O'Leary was charged by information, in Florida state court, with 18 counts of official misconduct; nine counts of false official statement; eight counts of tampering with evidence; 13 counts of false imprisonment; one count of second-degree petit theft; and one count of battery, several of which related to O'Leary's interactions with some of the Plaintiffs [ECF No. 67 ¶¶ 108-09; State of Floridav. Steven O'Leary, Case No. 2019CF000872; ECF No. 11 pp. 91-98].On December 2, 2021, O'Leary pled no contendere and was adjudicated guilty on all 50 counts [ECF No. 67 ¶ 110]. O'Leary's current release date is May 10, 2032 [ECF No. 67 ¶ 112].
O'Leary's criminal charges relate to his interactions with Plaintiffs Kyte, Martin, Felts, Sutton, Schmier, and Palmeri [ECF No. 67 ¶ 109].
RELEVANT PROCEDURAL HISTORY
On January 26, 2022, Plaintiffs filed a nine-count Amended Complaint (“FAC”) [ECF No. 11]. As relevant here, the FAC asserts that Defendant Sheriff is (1) liable under 42 U.S.C. § 1983 in his official capacity because MCSO's “policies, customs, and practices” and its failure to adequately train/supervise O'Leary resulted in violations of Plaintiffs' federal civil rights [ECF No. 11 ¶¶ 197-210] (Count II); and (2) Defendant Sheriff, as O'Leary's employer, “is responsible for O'Leary's acts” and is liable for Plaintiffs' false arrest and imprisonment under Florida state law [ECF No. 11 ¶¶ 211-16] (Count III).Plaintiffs seek compensatory and punitive damages on their Section 1983 claim and compensatory damages on their state law claim [ECF No. 11 pp. 31-32].
The remaining Counts (Counts I and IV-IX) are lodged against Defendant O'Leary [ECF No. 11 ¶¶ 190-96, 217-54].
On June 15, 2023, Defendant Sheriff moved for summary judgment on both counts against him (Counts II and III) [ECF No. 65]. The Court referred the Motion to Magistrate Judge McCabe for a Report and Recommendation [ECF No. 68]. The Report is ripe for adjudication [ECF Nos. 83, 85].
LEGAL STANDARD
To challenge the findings and recommendations of a magistrate judge, a party must file specific written objections identifying the portions of the proposed findings and recommendation to which objection is made. See Fed.R.Civ.P. 72(b)(3); Heath v.
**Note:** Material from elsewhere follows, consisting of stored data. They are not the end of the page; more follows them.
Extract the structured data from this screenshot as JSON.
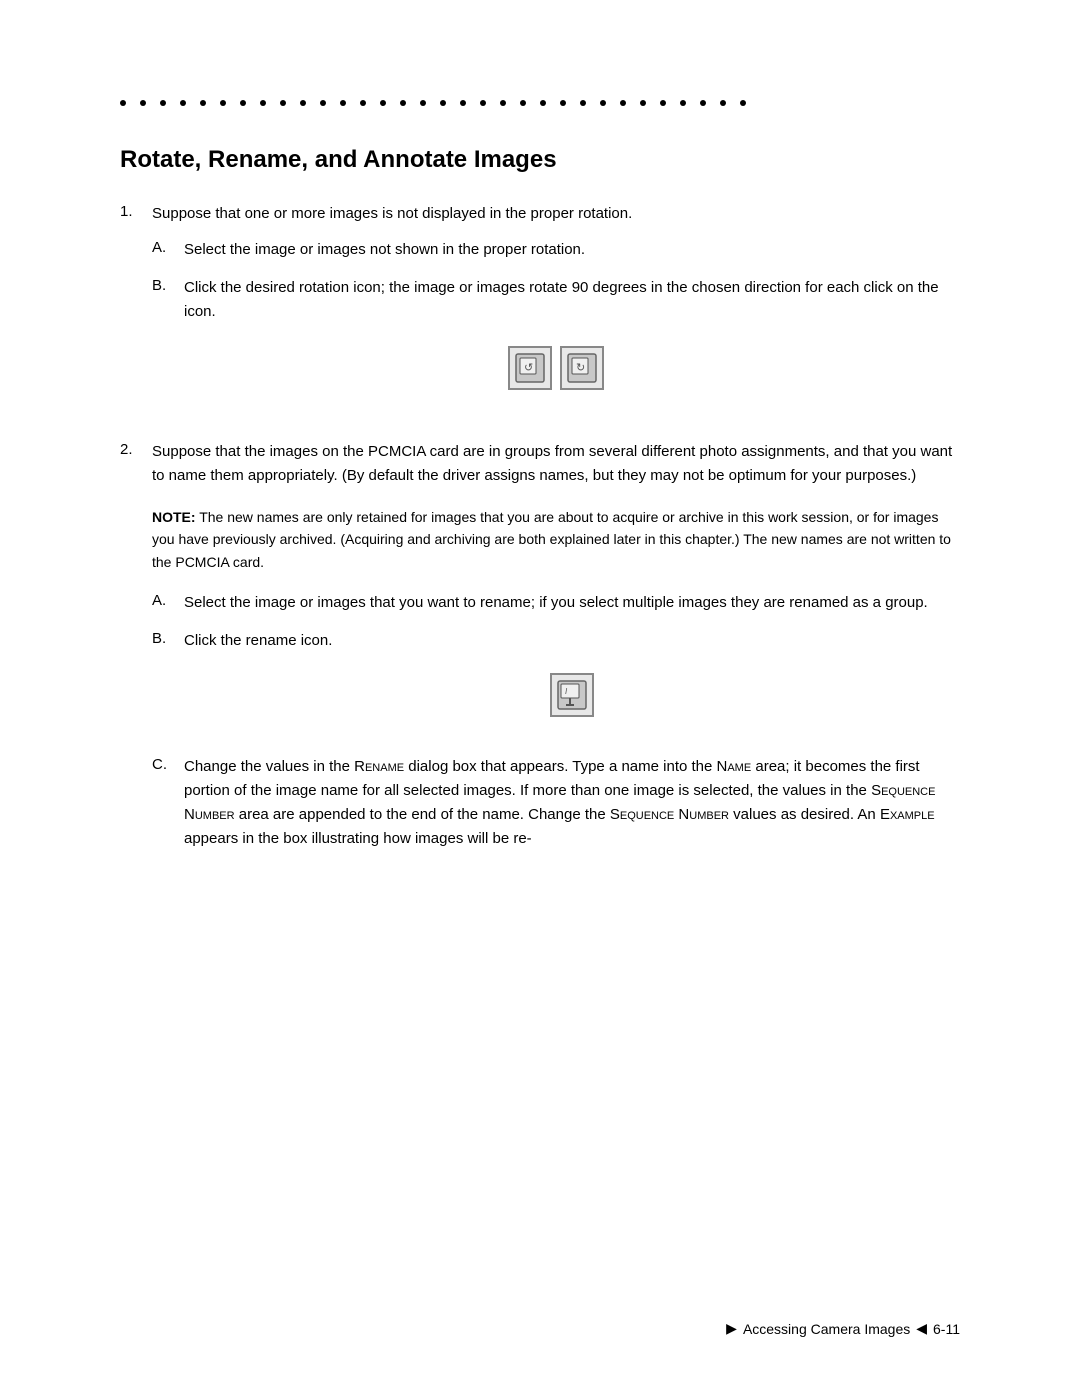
{
  "dots": {
    "count": 32
  },
  "section": {
    "title": "Rotate, Rename, and Annotate Images",
    "items": [
      {
        "number": "1.",
        "text": "Suppose that one or more images is not displayed in the proper rotation.",
        "sub_items": [
          {
            "letter": "A.",
            "text": "Select the image or images not shown in the proper rotation."
          },
          {
            "letter": "B.",
            "text": "Click the desired rotation icon; the image or images rotate 90 degrees in the chosen direction for each click on the icon."
          }
        ]
      },
      {
        "number": "2.",
        "text": "Suppose that the images on the PCMCIA card are in groups from several different photo assignments, and that you want to name them appropriately. (By default the driver assigns names, but they may not be optimum for your purposes.)",
        "note": {
          "label": "NOTE:",
          "text": " The new names are only retained for images that you are about to acquire or archive in this work session, or for images you have previously archived. (Acquiring and archiving are both explained later in this chapter.) The new names are not written to the PCMCIA card."
        },
        "sub_items": [
          {
            "letter": "A.",
            "text": "Select the image or images that you want to rename; if you select multiple images they are renamed as a group."
          },
          {
            "letter": "B.",
            "text": "Click the rename icon."
          },
          {
            "letter": "C.",
            "text_parts": [
              {
                "type": "normal",
                "text": "Change the values in the "
              },
              {
                "type": "smallcaps",
                "text": "Rename"
              },
              {
                "type": "normal",
                "text": " dialog box that appears. Type a name into the "
              },
              {
                "type": "smallcaps",
                "text": "Name"
              },
              {
                "type": "normal",
                "text": " area; it becomes the first portion of the image name for all selected images. If more than one image is selected, the values in the "
              },
              {
                "type": "smallcaps",
                "text": "Sequence Number"
              },
              {
                "type": "normal",
                "text": " area are appended to the end of the name. Change the "
              },
              {
                "type": "smallcaps",
                "text": "Sequence Number"
              },
              {
                "type": "normal",
                "text": " values as desired. An "
              },
              {
                "type": "smallcaps",
                "text": "Example"
              },
              {
                "type": "normal",
                "text": " appears in the box illustrating how images will be re-"
              }
            ]
          }
        ]
      }
    ]
  },
  "footer": {
    "arrow_right": "▶",
    "label": "Accessing Camera Images",
    "arrow_left": "◀",
    "page": "6-11"
  }
}
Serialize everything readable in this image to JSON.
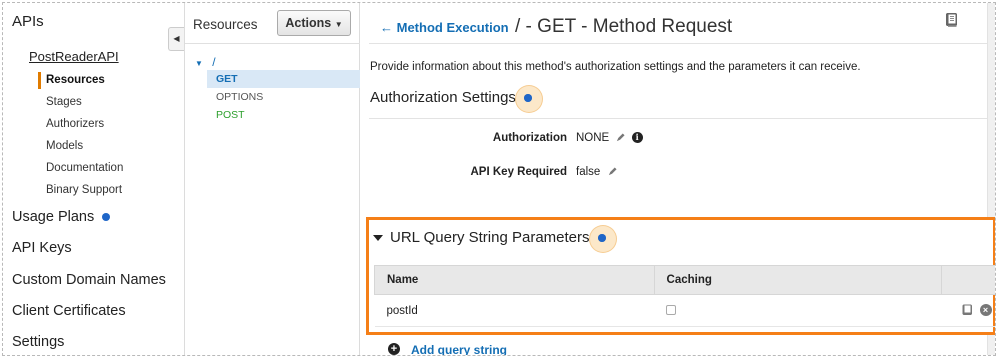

Jones, 863 F.2d 815, 822 (11th Cir. 1989); Macort v. Prem, Inc., 208 Fed.Appx. 781, 784 (11th Cir. 2006). A district court reviews de novo those portions of the report to which objection is made and may accept, reject, or modify in whole or in part, the findings or recommendations made by the magistrate judge. 28 U.S.C. § 636(b)(1). To the extent a party fails to object to parts of the magistrate judge's report, the Court may accept the recommendation so long as there is no clear error on the face of the record. Macort, 208 Fed.Appx. at 784. Legal conclusions are reviewed de novo, even in the absence of an objection. See LeCroy v. McNeil, 397 Fed.Appx. 554, 556 (11th Cir. 2010); Cooper-Houston v. S. Ry. Co., 37 F.3d 603, 604 (11th Cir. 1994).
DISCUSSION
The Report recommends that the Court grant Defendant Sheriff's Motion for Summary Judgment in part and allow the Section 1983 claim to proceed to trial only insofar as it is brought under a “failure to train or supervise” theory of liability [ECF No. 83 p. 28]. The Report also recommends that the Court grant the Motion with regard to Plaintiffs' requests for punitive damages on their Section 1983 claim, because the law does not permit recovery of punitive damages in Section 1983 actions against a municipal entity [ECF No. 83 p. 27]. With regard to the state law claim asserted by Plaintiffs, the Report recommends granting Defendant Sheriff's Motion as it relates to the Plaintiffs involved in the charges filed against O'Leary and denying it as to the remaining Plaintiffs [ECF No. 83 p. 28]. The Report concludes that, as to the Plaintiffs associated with O'Leary's eventual criminal charges (i.e., Plaintiffs Kyte, Martin, Felts, Sutton, Schmier, Morales, and Palmeri), the undisputed evidence is such that “no reasonable jury could reach any conclusion except that [O'Leary] committed his offenses [against those Plaintiffs] ‘in bad faith,'” thus entitling Defendant Sheriff to sovereign immunity under Fla. Stat. § 768.28(9)(a) [ECF No. 83 pp. 26-27]. The Report finds, however, that because “the State never charged any criminal conduct with reference to [the remaining] Plaintiffs” and O'Leary never “entered any plea with respect to these Plaintiffs, genuine issues of fact remain as to application of the sovereign immunity statute”-making it so those Plaintiffs should be permitted to pursue their state law claim at trial [ECF No. 83 p. 27].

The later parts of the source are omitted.